Mutations in a diverse set of driver genes increase the fitness of haematopoietic stem cells (HSCs), leading to clonal haematopoiesis1. These lesions are precursors for blood cancers2-6, but the basis of their fitness advantage remains largely unknown, partly owing to a paucity of large cohorts in which the clonal expansion rate has been assessed by longitudinal sampling. Here, to circumvent this limitation, we developed a method to infer the expansion rate from data from a single time point. We applied this method to 5,071 people with clonal haematopoiesis. A genome-wide association study revealed that a common inherited polymorphism in the TCL1A promoter was associated with a slower expansion rate in clonal haematopoiesis overall, but the effect varied by driver gene. Those carrying this protective allele exhibited markedly reduced growth rates or prevalence of clones with driver mutations in TET2, ASXL1, SF3B1 and SRSF2, but this effect was not seen in clones with driver mutations in DNMT3A. TCL1A was not expressed in normal or DNMT3A-mutated HSCs, but the introduction of mutations in TET2 or ASXL1 led to the expression of TCL1A protein and the expansion of HSCs in vitro. The protective allele restricted TCL1A expression and expansion of mutant HSCs, as did experimental knockdown of TCL1A expression. Forced expression of TCL1A promoted the expansion of human HSCs in vitro and mouse HSCs in vivo. Our results indicate that the fitness advantage of several commonly mutated driver genes in clonal haematopoiesis may be mediated by TCL1A activation.

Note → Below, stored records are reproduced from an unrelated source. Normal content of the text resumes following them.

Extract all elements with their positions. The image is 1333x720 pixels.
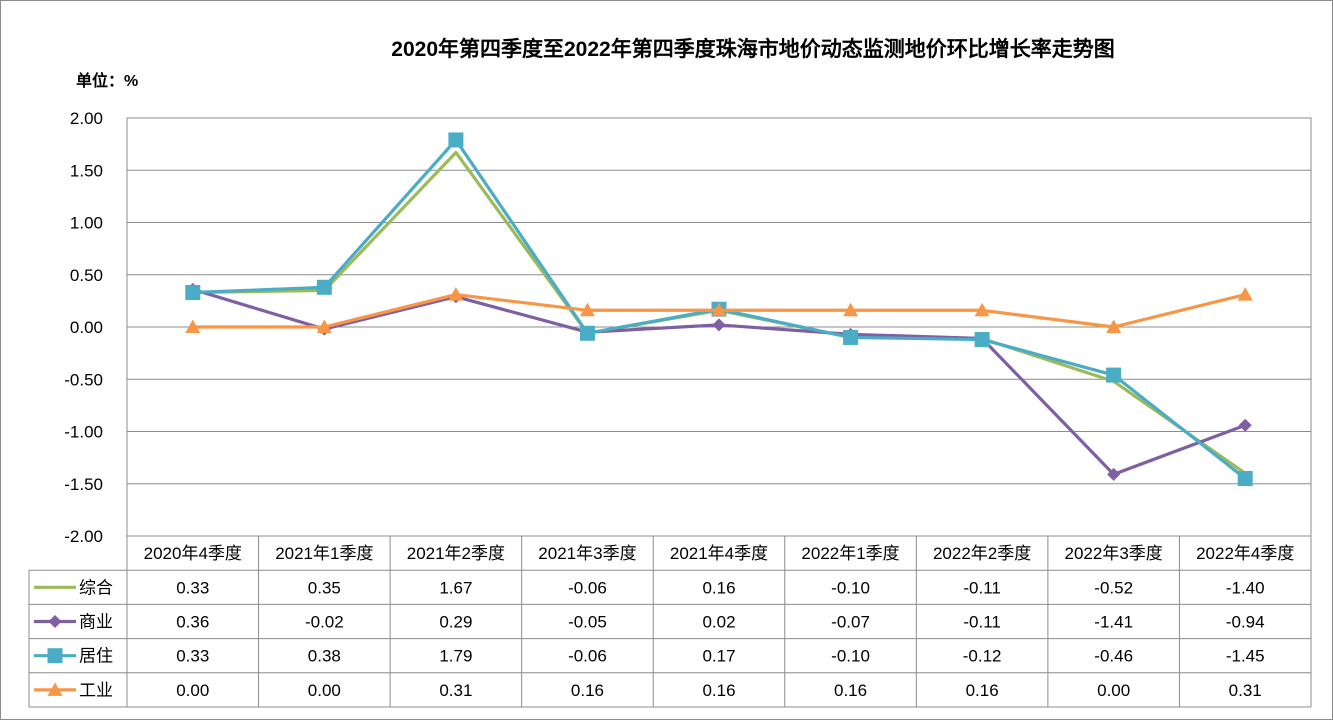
x-category-label: 2022年4季度 — [1196, 544, 1294, 563]
data-point — [1106, 319, 1122, 333]
x-category-label: 2020年4季度 — [144, 544, 242, 563]
data-point — [1237, 287, 1253, 301]
legend-label: 居住 — [79, 647, 113, 666]
x-category-label: 2021年2季度 — [407, 544, 505, 563]
y-tick-label: 2.00 — [70, 109, 103, 128]
x-category-label: 2022年3季度 — [1065, 544, 1163, 563]
table-value: 0.38 — [308, 647, 341, 666]
data-point — [448, 287, 464, 301]
data-point — [1106, 367, 1122, 383]
table-value: 1.79 — [439, 647, 472, 666]
table-value: -0.07 — [831, 613, 870, 632]
table-value: -0.05 — [568, 613, 607, 632]
data-point — [316, 319, 332, 333]
axis-labels: 2.00 1.50 1.00 0.50 0.00 -0.50 -1.00 -1.50 -2.00… — [64, 109, 1294, 700]
table-value: 0.36 — [176, 613, 209, 632]
table-value: -0.11 — [963, 613, 1001, 632]
data-point — [843, 302, 859, 317]
x-category-label: 2021年1季度 — [275, 544, 373, 563]
table-value: -0.10 — [831, 647, 870, 666]
table-value: -0.12 — [963, 647, 1002, 666]
x-category-label: 2021年4季度 — [670, 544, 768, 563]
data-point — [579, 325, 595, 341]
table-value: -1.45 — [1226, 647, 1265, 666]
table-value: 0.29 — [439, 613, 472, 632]
plot-series — [185, 132, 1253, 487]
y-tick-label: -1.00 — [64, 423, 103, 442]
table-value: 0.00 — [308, 681, 341, 700]
table-value: 0.16 — [702, 681, 735, 700]
table-value: 0.35 — [308, 578, 341, 597]
table-value: -0.94 — [1226, 613, 1265, 632]
y-tick-label: 0.00 — [70, 318, 103, 337]
table-value: 0.16 — [834, 681, 867, 700]
table-value: -0.06 — [568, 578, 607, 597]
data-point — [47, 648, 63, 664]
table-value: -0.06 — [568, 647, 607, 666]
data-point — [579, 302, 595, 317]
table-value: -0.52 — [1094, 578, 1133, 597]
data-point — [48, 615, 62, 628]
table-value: 0.31 — [1229, 681, 1262, 700]
data-point — [185, 285, 201, 301]
table-value: 0.33 — [176, 647, 209, 666]
data-point — [974, 302, 990, 317]
table-value: -0.46 — [1094, 647, 1133, 666]
data-point — [712, 318, 726, 332]
unit-label: 单位：% — [76, 71, 138, 90]
y-tick-label: -0.50 — [64, 370, 103, 389]
data-point — [185, 319, 201, 333]
y-tick-label: -2.00 — [64, 527, 103, 546]
series-line-1 — [192, 287, 1246, 476]
y-tick-label: 1.50 — [70, 161, 103, 180]
table-value: 0.31 — [439, 681, 472, 700]
x-category-label: 2022年2季度 — [933, 544, 1031, 563]
data-point — [1107, 467, 1121, 481]
table-value: 0.33 — [176, 578, 209, 597]
table-value: -1.40 — [1226, 578, 1265, 597]
table-value: 0.02 — [702, 613, 735, 632]
table-value: 0.16 — [702, 578, 735, 597]
data-point — [843, 329, 859, 345]
data-point — [47, 682, 63, 696]
legend-label: 综合 — [79, 578, 113, 597]
chart-title: 2020年第四季度至2022年第四季度珠海市地价动态监测地价环比增长率走势图 — [391, 37, 1114, 61]
y-tick-label: -1.50 — [64, 475, 103, 494]
x-category-label: 2021年3季度 — [538, 544, 636, 563]
table-value: 0.16 — [966, 681, 999, 700]
table-value: 0.00 — [176, 681, 209, 700]
table-value: 0.17 — [702, 647, 735, 666]
table-value: -0.02 — [305, 613, 344, 632]
data-point — [316, 279, 332, 295]
x-category-label: 2022年1季度 — [801, 544, 899, 563]
table-value: -0.10 — [831, 578, 870, 597]
data-point — [448, 132, 464, 148]
data-point — [1237, 471, 1253, 487]
table-value: -0.11 — [963, 578, 1001, 597]
legend-label: 商业 — [79, 613, 113, 632]
table-value: 0.00 — [1097, 681, 1130, 700]
y-tick-label: 0.50 — [70, 266, 103, 285]
data-table — [28, 535, 1312, 708]
legend-label: 工业 — [79, 681, 113, 700]
y-tick-label: 1.00 — [70, 214, 103, 233]
data-point — [1238, 418, 1252, 432]
table-value: -1.41 — [1094, 613, 1133, 632]
data-point — [711, 302, 727, 317]
table-value: 0.16 — [571, 681, 604, 700]
table-value: 1.67 — [439, 578, 472, 597]
data-point — [974, 332, 990, 348]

Wong WJ, Emdin C, Bick AG, Zekavat SM, Niroula A, Pirruccello JP, et al. Clonal haematopoiesis and risk of chronic liver disease.. Nature. 2023;616(7958):747-54.

Chronic liver disease is a major public health burden worldwide1. Although different aetiologies and mechanisms of liver injury exist, progression of chronic liver disease follows a common pathway of liver inflammation, injury and fibrosis2. Here we examined the association between clonal haematopoiesis of indeterminate potential (CHIP) and chronic liver disease in 214,563 individuals from 4 independent cohorts with whole-exome sequencing data (Framingham Heart Study, Atherosclerosis Risk in Communities Study, UK Biobank and Mass General Brigham Biobank). CHIP was associated with an increased risk of prevalent and incident chronic liver disease (odds ratio = 2.01, 95% confidence interval (95% CI) [1.46, 2.79]; P < 0.001). Individuals with CHIP were more likely to demonstrate liver inflammation and fibrosis detectable by magnetic resonance imaging compared to those without CHIP (odds ratio = 1.74, 95% CI [1.16, 2.60]; P = 0.007). To assess potential causality, Mendelian randomization analyses showed that genetic predisposition to CHIP was associated with a greater risk of chronic liver disease (odds ratio = 2.37, 95% CI [1.57, 3.6]; P < 0.001). In a dietary model of non-alcoholic steatohepatitis, mice transplanted with Tet2-deficient haematopoietic cells demonstrated more severe liver inflammation and fibrosis. These effects were mediated by the NLRP3 inflammasome and increased levels of expression of downstream inflammatory cytokines in Tet2-deficient macrophages. In summary, clonal haematopoiesis is associated with an elevated risk of liver inflammation and chronic liver disease progression through an aberrant inflammatory response.